Dairy NZ Southland and South Otago regional leader Richard Kyte said about 120 farmers in the region would be interviewed in the more comprehensive survey.

"When we look at the issue there have been a lot of differences between cows that have been affected and farmers that have been affected, different changes from different crops, being on the same crop, and different levels that cows have been affected from severe to mild.

"There are lots of different parts to the puzzle and the key to the survey is to go and have a look at what farmers had done right back from when they planted their crops through to how they managed them through the winter."

Mr Kyte said Dairy NZ also had a testing programme running, with blood samples taken from cattle and samples taken from a number of swede varieties.
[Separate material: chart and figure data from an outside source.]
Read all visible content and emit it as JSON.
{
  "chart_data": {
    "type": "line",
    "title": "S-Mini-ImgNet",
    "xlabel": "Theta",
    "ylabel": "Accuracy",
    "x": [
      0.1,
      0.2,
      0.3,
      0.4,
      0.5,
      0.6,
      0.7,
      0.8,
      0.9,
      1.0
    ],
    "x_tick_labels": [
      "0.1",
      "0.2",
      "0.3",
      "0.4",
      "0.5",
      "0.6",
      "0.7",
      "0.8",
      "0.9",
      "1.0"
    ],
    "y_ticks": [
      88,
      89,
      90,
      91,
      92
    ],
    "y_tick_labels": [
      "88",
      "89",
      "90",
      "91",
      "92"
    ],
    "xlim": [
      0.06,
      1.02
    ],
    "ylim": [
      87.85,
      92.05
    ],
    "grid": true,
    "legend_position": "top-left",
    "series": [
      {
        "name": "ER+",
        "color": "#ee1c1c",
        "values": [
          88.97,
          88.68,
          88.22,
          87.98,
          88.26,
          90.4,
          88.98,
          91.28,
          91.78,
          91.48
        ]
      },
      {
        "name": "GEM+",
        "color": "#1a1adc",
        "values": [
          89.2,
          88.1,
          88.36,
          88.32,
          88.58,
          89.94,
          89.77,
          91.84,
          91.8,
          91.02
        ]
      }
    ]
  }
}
They were still looking at naturally occurring compounds, called glucosinolates, in the leaves of swedes as the most likely source of the problem.

Federated Farmers' Southland dairy section chair Allan Baird said the region had had two reasonably warm winters in a row, so the study would need to consider the effects of the weather on swedes and other brassicas.

"Ensuring we fully understand how brassicas can change through and/or daylight on a warmer winter, the characteristics of what's been a pretty stable and reliable feed source for Southland farmers for many years."

The true cost of the poisoning would never be known but some cows would have suffered liver damage, and farmers could need to cull earlier than expected, Mr Baird said.

In the meantime, farmers were planting extra beets to supplement next year's winter feed.

The results of the survey will not be known until next February or March, when analysis is complete.